石崎幸二 『記録の中の殺人』

記録の中の殺人 (講談社ノベルス)

 遺体の一部を切断された5人の女子高生の遺体が発見されたことから始まった、連続殺人犯「ミキサー」による事件の影響で、女子高生を子どもに持つ親や学校関係者らは、神経を尖らせます。ミリアとユリと仁美、そしてミステリー研究会の顧問の石崎は、「ミキサー」に狙われることを危惧した親によって孤島の別荘に避難した仁美の知り合いの天羽結花をたずねることになります。ゲストとなったミステリー研究会の面々が、被害者となった女子高生たちの共通点について推理を巡らせながらいつもと変わらずにお気楽に過ごす中で、突然結花が姿を消してしまいます。

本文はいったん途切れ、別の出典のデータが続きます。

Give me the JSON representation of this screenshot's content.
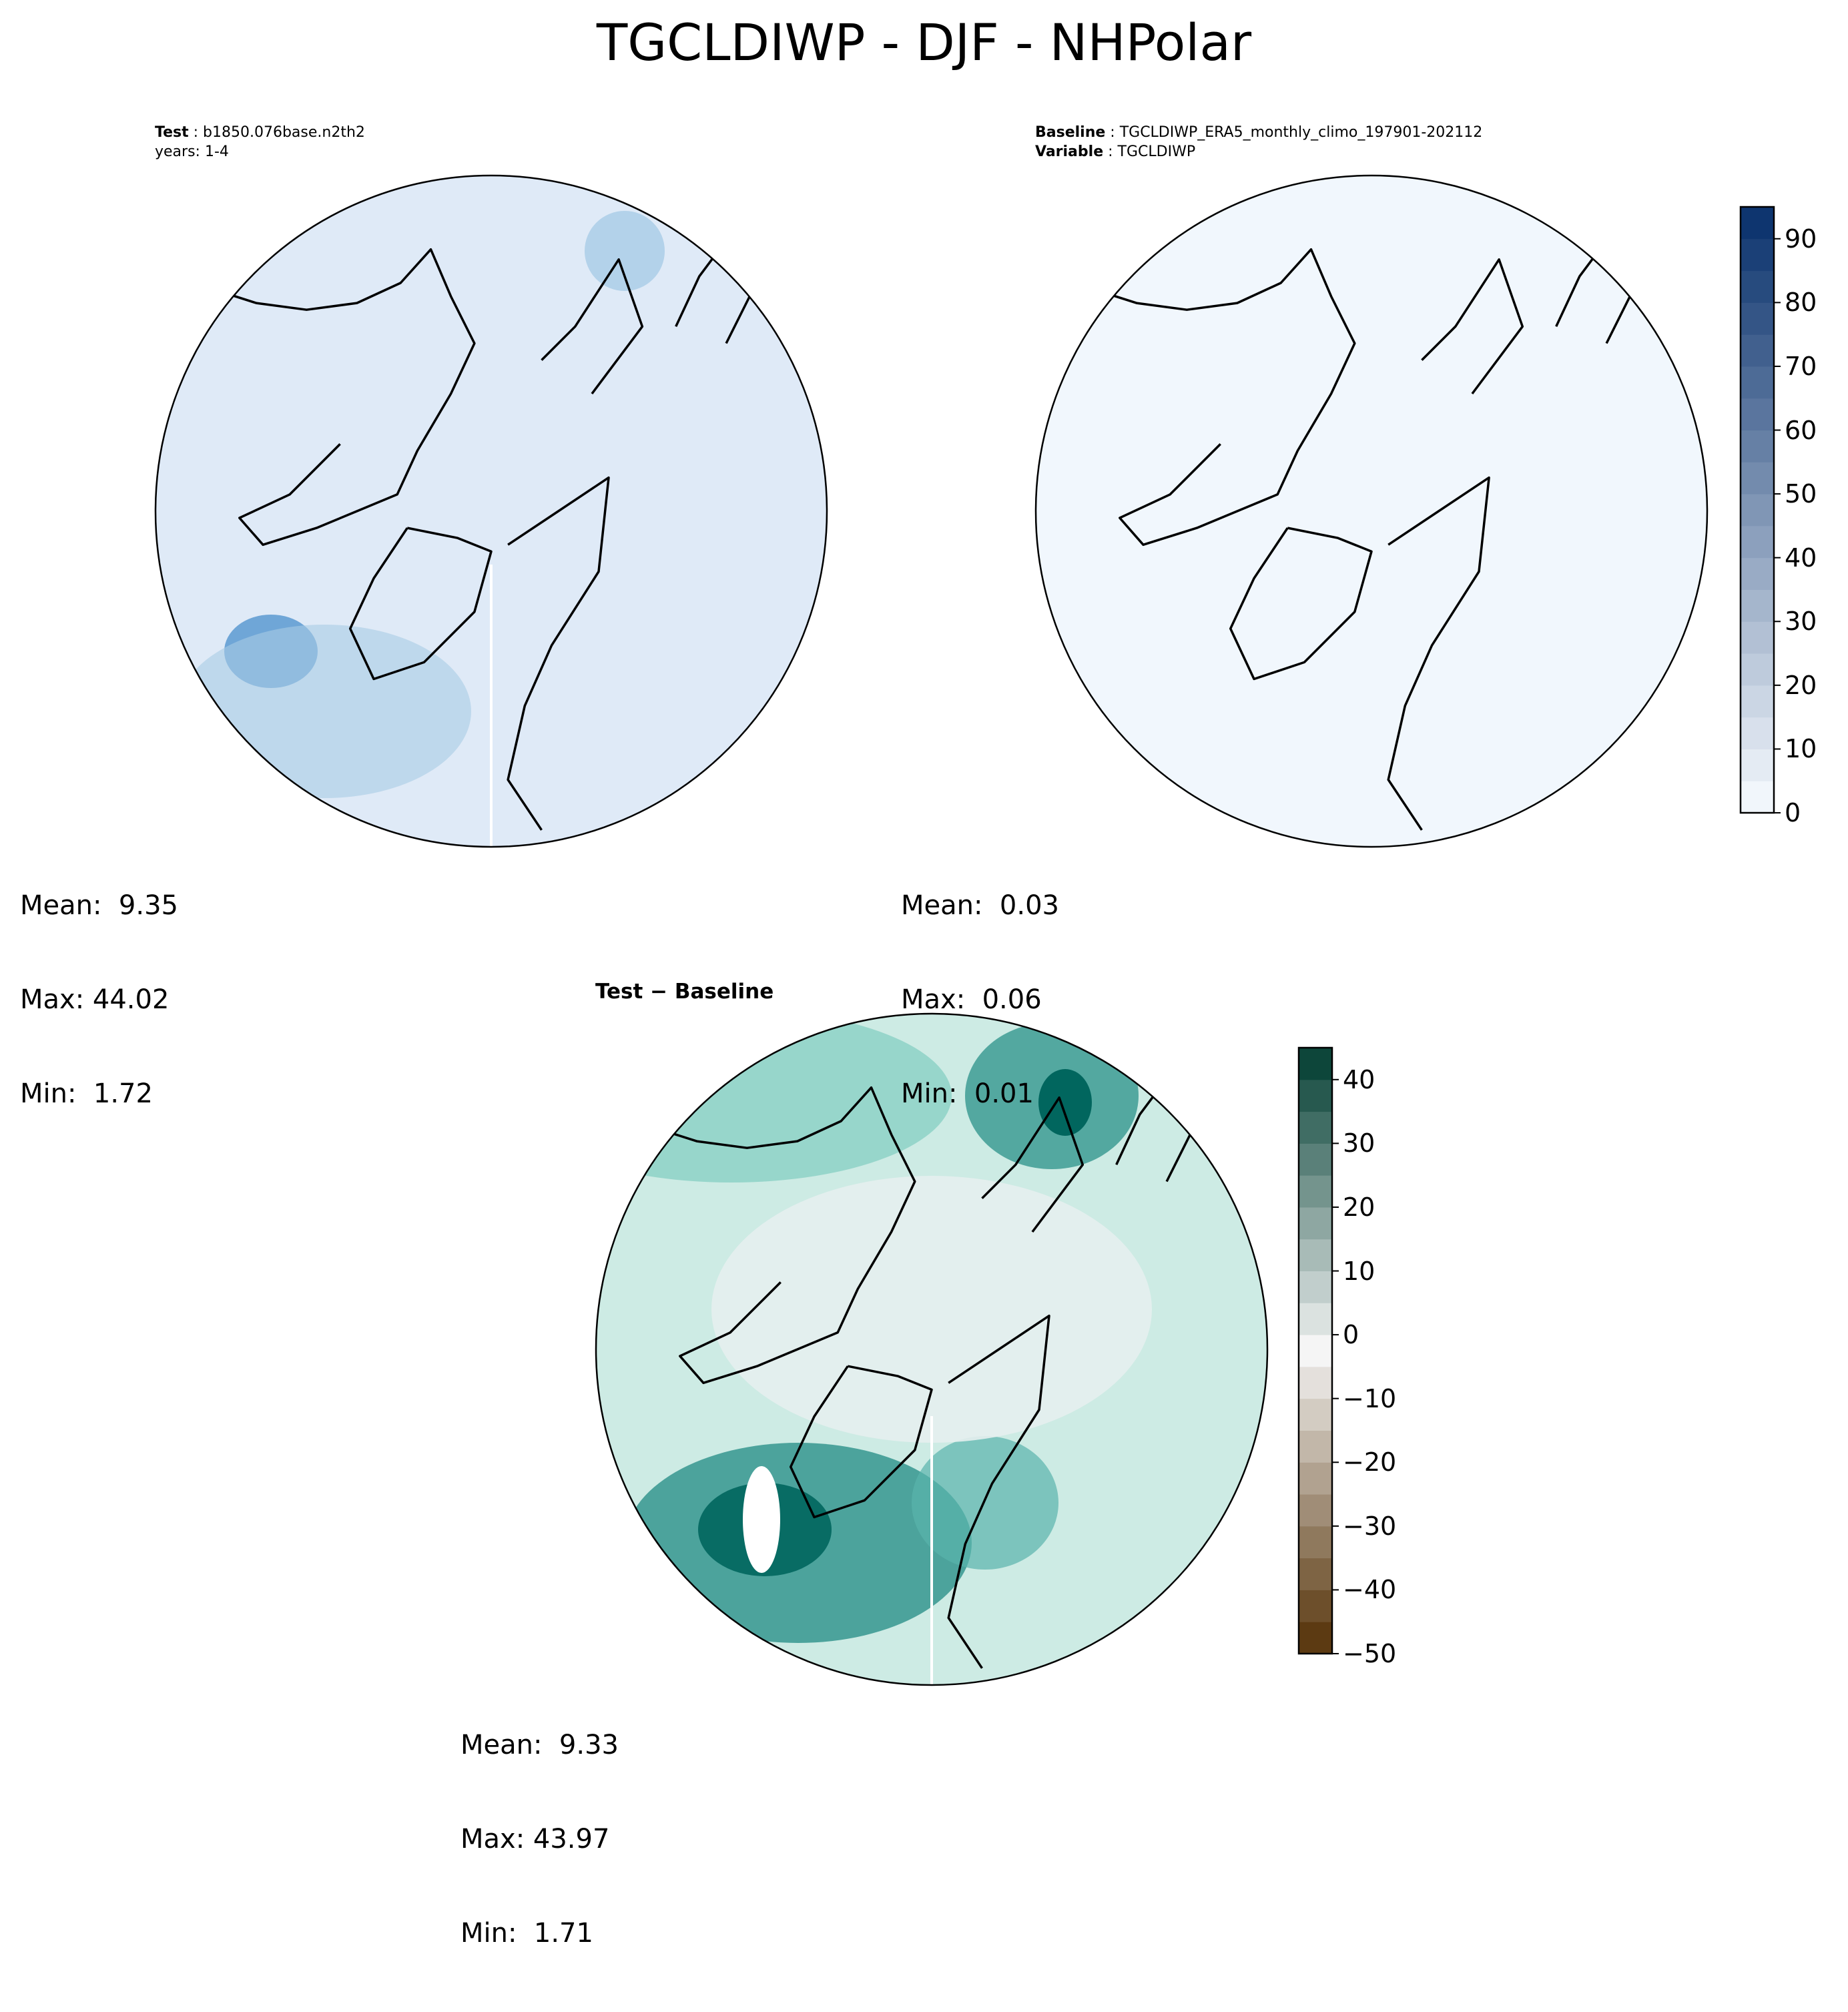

 女子高生コンビのミリアとユリに加え、仁美を加えたミステリー研究会のメンバーと石崎との掛け合い漫才のボリュームがやや多い気もしましたが、シリーズ読者にはこのユルさもまた楽しみであることを思えば、これはこれという面もあるのでしょう。
 そして、序盤では石崎らが直接事件の起こる渦中に身を置くまでの段階が長いような気にもさせられますが、実はここで語られる「ミキサー」事件についての内容が、終盤で重要な要素となって生きてくることになります。本作は、漏れ伝わる情報からのみ、あくまでも第三者的に推理を繰り広げる「ミキサー」による連続殺人事件についての記述が、物語において必然性をもってくる構成が見事な作品と言えるでしょう。
 そして、謎が解明されて明らかになる犯人の動機の異常性・独自性は際立っている一作ともなっています。動機面は、そこだけを取り上げればおよそ現実的とは言えない面もありますが、犯罪における人間によるドラマ性よりも本格ミステリのゲーム性を前面に打ち出し、物語中においての推理と議論の積み上げがなされることで、作中の議論における異常な動機のリアリティや必然性、齟齬のなさは一応の確立を見ているように思います。